Koguryeo College
- Former names: Geumseong Environment College (1995–1998) Naju College (1998–2009)
- Motto: 연학, 봉사, 창의 (Korean)
- Motto in English: Pursuit of study, Volunteer, Originality
- Type: Private junior college
- Established: January 25, 1995; 31 years ago
- Founder: Kim Gwang-ah
- President: Shin Yun-gil
- Total staff: 168 (Spring 2020)
- Students: 1,295 (Spring 2022)
- Location: Naju, South Jeolla Province, 58280, South Korea 35°00′27″N 126°38′58″E﻿ / ﻿35.00750°N 126.64944°E
- Colours: Green
- Mascots: Ginkgo biloba, Pear blossom
- Website: www.kgrc.ac.kr

Korean name
- Hangul: 고구려대학교
- Hanja: 高句麗大學校
- RR: Goguryeo daehakgyo
- MR: Koguryŏ taehakkyo

= Koguryeo College =

University in Naju, South Korea

Koguryeo College is a college located in Naju, South Korea. It is a member of the Korean Council for University College Education.

== History ==
A legal registration of the educational foundation, Ashin Institute, was completed in January 1995. Koguryeo College first opened in March as Geumseong Environment College, the first of its kind in South Korea to focus on environmental studies. In April, the Institute of Environmental Studies was founded to investigate issues of environmental sciences.

In May 1998, the college officially changed its name to Naju College.

In October 2009, the college was renamed Koguryeo College to honour the culture of Goguryeo and embark on a future-oriented campaign. The college published the 40 billion won blueprint to expand facilities and improve the quality of education, but the founder of the college was arrested and charged with embezzlement of funds. The college since faced other internal complications, and a newspaper dubbed the college "the everything of private school corruption".

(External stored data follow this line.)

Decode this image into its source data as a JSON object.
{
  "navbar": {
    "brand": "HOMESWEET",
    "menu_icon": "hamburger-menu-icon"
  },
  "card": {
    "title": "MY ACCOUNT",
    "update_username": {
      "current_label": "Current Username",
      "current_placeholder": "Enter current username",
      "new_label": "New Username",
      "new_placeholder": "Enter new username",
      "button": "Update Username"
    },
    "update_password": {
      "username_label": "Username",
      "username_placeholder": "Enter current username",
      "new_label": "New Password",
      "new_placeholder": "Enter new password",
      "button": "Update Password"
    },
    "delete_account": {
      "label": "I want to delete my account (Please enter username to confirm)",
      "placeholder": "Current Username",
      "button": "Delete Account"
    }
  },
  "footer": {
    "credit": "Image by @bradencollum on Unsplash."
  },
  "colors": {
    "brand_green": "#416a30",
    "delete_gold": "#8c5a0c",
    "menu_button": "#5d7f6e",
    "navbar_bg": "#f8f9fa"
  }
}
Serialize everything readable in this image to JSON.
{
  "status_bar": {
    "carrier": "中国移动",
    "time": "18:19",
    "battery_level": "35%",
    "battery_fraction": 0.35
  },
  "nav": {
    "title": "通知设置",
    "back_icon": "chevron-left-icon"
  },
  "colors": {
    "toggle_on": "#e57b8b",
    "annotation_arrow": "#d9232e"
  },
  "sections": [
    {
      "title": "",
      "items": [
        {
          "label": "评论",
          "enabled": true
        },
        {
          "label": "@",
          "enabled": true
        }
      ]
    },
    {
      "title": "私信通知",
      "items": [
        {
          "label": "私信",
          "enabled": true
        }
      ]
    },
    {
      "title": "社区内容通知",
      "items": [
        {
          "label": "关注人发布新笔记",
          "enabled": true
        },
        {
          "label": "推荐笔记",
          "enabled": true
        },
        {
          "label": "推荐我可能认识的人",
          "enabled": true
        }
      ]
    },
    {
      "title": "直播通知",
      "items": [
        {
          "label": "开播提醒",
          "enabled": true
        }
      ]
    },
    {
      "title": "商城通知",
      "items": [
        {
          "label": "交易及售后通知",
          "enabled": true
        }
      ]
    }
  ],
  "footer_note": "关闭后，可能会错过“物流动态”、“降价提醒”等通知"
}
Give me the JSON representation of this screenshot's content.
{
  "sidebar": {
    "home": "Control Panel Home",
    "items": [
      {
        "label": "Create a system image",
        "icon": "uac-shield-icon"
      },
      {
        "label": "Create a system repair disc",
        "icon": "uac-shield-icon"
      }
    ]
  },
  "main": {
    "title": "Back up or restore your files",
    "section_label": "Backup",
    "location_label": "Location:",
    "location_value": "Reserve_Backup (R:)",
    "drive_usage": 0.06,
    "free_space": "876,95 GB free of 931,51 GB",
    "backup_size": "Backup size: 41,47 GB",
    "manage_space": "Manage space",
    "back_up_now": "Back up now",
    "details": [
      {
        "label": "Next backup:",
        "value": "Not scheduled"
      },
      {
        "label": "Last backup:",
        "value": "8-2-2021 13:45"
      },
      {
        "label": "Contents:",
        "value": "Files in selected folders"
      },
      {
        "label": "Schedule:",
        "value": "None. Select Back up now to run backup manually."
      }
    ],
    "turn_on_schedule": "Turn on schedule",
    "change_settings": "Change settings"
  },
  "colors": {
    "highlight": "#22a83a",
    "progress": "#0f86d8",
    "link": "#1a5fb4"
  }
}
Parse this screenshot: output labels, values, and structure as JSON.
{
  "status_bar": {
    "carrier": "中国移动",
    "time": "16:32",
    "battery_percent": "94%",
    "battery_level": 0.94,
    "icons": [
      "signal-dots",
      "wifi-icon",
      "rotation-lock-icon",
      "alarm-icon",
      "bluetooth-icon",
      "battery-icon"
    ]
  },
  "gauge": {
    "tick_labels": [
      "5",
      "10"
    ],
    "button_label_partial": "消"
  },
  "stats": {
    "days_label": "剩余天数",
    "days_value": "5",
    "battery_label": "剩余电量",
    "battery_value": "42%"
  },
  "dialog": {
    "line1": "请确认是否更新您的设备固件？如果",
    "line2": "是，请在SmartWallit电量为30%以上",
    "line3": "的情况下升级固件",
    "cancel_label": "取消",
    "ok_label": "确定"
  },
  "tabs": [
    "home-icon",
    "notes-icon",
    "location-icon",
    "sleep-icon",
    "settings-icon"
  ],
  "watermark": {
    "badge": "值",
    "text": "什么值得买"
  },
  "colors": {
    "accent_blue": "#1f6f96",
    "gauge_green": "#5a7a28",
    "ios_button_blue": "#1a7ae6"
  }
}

Koguryeo College was restricted in getting financial aid from the government including state scholarships in 2013, and received the rating of D+ in the government-led university structural reform evaluation in 2015. The college was included in the lower group of the governmental review on basic capabilities of colleges and universities in 2018, 2021 and 2022, and the college was restricted from participating in state-funded research, scholarship and student loan programmes.

== Academics ==
Koguryeo College offers associate degrees in 18 academic majors as of 2022, including insect industry programme that was designated as an expert training institution by the Administrator of the Rural Development Administration under the Insect Industry Promotion And Support Act.

International programmes of Koguryeo College are organised through the Office of International Affairs, and the college has international academic cooperations with various institutions including Don Honorio Ventura State University and Qiqihar University. Also, the college has established sister school relationship with Kyrgyz-Russian Slavic University since 1995. In 2017, Koguryeo College established an agreement with New Zealand's Auckland Tourism, Events and Economic Development that would facilitate student educational activities.

In 2014 edition of Webometrics Ranking of World Universities, Koguryeo College was ranked #10,327 of all higher education institutions worldwide, placing it #2,063 in the continental ranking.

News reports revealed that some students earned certificates and degrees though they barely attended lectures. In 2021, the college was inspected by the Ministry of Education and it was revealed that the college admitted students who did not pay fees, and gave credits even though students did not sit in lectures properly.